The detectives went out of state to find the suspect's immediate family, who cooperated and gave them a DNA sample. United Data Connect was then able to positively identify Backman as the suspected killer.

Backman was a trucker who had lived across the country, including Aurora, police said.

United Data Connect last year also helped Jefferson County investigators crack the 1981 murder of 18-year-old Jeannie Moore.

In the Moore case, United Data Connect sent the DNA to a lab, which developed a single nucleotide polymorphisms, or SNPs, profile. A SNP, referred to as a "snip," is the type of DNA profile used in genetic testing and on programs such as Ancestry.com and 23 And Me.

Those two sites don't allow law enforcement to access their databases. Ancestry services Family Tree DNA and GED Match do. When the investigators received the DNA "snip" profile, United Data Connect uploaded it to Family Tree DNA.

The database returned a group of possible relatives, meaning someone related to the killer – somewhere down the line – had uploaded their DNA to the database. United Data Connect began piecing together a family tree connected to the DNA and identified Donald Perea, who died in 2012, as the killer.

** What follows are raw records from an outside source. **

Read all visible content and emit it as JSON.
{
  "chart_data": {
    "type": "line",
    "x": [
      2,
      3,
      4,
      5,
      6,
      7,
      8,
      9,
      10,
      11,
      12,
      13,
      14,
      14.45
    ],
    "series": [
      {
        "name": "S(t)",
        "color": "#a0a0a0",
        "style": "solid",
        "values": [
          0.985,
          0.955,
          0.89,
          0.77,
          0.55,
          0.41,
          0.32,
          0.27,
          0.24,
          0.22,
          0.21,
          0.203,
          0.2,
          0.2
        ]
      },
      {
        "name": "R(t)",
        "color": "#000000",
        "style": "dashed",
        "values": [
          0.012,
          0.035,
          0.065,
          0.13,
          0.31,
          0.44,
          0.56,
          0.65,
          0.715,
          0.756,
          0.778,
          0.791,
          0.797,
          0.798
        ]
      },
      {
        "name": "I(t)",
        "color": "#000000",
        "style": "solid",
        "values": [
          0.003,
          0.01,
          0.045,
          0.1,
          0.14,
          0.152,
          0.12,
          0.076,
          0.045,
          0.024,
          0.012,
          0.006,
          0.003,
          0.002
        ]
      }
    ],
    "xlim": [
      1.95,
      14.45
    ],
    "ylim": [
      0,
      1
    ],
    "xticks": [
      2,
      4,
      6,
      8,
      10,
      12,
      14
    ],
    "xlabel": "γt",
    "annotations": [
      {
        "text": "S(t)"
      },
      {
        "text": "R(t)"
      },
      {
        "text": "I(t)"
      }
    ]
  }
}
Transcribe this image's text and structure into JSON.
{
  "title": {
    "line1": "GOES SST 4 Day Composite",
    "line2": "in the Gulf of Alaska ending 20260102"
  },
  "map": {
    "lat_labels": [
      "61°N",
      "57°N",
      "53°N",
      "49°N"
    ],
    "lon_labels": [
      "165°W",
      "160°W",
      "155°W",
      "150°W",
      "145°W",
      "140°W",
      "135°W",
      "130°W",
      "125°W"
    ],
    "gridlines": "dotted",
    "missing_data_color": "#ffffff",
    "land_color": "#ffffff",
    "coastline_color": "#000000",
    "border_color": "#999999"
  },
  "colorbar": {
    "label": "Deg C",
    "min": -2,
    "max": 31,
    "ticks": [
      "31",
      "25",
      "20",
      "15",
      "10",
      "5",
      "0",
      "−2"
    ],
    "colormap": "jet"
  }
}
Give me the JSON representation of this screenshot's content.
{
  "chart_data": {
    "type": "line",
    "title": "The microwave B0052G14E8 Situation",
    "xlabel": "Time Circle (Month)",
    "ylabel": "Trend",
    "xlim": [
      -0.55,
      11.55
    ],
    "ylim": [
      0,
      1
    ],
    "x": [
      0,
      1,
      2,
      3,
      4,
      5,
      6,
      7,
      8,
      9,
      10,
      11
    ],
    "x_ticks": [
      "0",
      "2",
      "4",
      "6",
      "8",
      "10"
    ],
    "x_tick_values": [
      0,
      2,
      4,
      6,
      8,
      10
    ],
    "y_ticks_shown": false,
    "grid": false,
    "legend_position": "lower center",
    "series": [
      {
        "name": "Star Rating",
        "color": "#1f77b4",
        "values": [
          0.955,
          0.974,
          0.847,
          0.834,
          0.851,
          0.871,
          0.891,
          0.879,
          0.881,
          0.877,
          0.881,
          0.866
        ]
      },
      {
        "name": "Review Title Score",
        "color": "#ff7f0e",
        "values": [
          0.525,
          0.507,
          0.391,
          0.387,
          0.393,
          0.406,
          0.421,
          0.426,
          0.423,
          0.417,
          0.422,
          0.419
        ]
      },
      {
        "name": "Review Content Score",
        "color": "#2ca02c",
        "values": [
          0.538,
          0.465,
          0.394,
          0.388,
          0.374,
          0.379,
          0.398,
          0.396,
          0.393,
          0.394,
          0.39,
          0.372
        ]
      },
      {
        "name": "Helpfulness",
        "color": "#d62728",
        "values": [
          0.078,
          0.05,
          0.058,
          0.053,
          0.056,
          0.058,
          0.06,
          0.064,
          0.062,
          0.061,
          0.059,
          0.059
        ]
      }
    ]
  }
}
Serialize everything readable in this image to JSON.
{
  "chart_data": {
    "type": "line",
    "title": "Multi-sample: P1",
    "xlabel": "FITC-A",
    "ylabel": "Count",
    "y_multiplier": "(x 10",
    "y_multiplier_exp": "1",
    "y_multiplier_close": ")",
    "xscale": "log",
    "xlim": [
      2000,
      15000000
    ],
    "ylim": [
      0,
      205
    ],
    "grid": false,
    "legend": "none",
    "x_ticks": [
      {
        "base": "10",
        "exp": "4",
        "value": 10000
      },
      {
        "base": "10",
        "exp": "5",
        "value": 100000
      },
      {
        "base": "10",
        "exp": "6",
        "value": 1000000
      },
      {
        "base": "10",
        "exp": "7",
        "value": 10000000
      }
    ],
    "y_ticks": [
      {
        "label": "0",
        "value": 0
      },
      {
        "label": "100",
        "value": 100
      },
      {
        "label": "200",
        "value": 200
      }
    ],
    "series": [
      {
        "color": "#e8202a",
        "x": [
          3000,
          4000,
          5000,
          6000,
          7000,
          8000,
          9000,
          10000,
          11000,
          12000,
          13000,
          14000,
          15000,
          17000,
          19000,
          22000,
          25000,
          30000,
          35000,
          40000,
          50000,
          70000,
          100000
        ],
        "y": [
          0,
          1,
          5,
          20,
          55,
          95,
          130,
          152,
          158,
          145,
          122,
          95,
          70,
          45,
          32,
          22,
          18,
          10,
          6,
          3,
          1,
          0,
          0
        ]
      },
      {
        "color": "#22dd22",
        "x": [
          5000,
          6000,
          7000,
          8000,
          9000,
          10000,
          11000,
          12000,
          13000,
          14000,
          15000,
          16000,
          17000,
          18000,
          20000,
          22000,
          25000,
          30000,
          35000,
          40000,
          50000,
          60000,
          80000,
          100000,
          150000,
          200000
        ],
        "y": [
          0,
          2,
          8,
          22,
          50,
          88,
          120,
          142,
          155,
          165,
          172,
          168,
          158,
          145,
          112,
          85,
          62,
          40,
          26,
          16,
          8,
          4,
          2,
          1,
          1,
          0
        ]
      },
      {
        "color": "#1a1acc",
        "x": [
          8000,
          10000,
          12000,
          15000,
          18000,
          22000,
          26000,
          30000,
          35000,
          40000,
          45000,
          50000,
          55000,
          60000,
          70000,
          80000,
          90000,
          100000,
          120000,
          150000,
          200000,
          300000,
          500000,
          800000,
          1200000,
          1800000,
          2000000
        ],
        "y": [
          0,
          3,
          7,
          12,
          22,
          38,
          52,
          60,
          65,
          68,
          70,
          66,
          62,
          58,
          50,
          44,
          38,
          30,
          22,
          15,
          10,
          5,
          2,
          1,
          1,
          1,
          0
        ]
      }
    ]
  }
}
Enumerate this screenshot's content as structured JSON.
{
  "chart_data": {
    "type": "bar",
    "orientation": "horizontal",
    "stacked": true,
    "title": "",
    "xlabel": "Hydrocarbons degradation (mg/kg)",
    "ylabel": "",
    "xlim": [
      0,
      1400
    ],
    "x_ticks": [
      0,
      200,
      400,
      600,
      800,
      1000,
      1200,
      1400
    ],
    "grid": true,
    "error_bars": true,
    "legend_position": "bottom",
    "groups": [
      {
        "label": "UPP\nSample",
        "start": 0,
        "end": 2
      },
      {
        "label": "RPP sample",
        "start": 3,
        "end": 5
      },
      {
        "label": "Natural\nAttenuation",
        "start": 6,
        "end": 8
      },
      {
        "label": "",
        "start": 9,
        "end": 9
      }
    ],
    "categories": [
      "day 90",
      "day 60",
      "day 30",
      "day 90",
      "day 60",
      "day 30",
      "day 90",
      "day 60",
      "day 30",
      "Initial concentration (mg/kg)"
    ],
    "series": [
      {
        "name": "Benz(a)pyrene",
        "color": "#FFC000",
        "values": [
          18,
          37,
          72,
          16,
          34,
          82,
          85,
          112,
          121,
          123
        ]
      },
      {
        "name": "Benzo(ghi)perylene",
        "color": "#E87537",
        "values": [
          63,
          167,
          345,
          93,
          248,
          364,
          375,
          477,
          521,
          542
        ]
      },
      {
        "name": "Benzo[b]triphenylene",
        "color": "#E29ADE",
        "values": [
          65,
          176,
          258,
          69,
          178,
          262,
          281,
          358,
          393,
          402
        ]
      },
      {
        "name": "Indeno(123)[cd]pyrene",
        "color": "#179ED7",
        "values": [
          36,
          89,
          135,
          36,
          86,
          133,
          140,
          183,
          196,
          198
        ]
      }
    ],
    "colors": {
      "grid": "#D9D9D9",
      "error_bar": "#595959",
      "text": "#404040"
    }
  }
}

"What the database is telling you is these are the people that share the most in common with the person who left the crime scene sample," Morrissey said in September. "You're comparing it to other people in the database, for common segments of the sequence."

The first heavily publicized case involving genetic genealogy testing was the arrest of Joseph James DeAngelo, the alleged Golden State Killer, who authorities say is believed to be linked to more than a dozen killings and at least 50 rapes in California dating back to the 1970s.

In June, Colorado Springs police announced an arrest in the 1987 killing of Darlene Krashoc, a Fort Carson soldier. Detectives had investigated Krashoc's killing for years, conducting hundreds of interviews and even creating a composite image of a suspect through a DNA phenotype.

When the detectives submitted the DNA for genetic genealogy testing this year, police said the results pointed to Michael Whyte, a 58-year-old man living in Thornton. Whyte was arrested on a murder charge and his case is pending.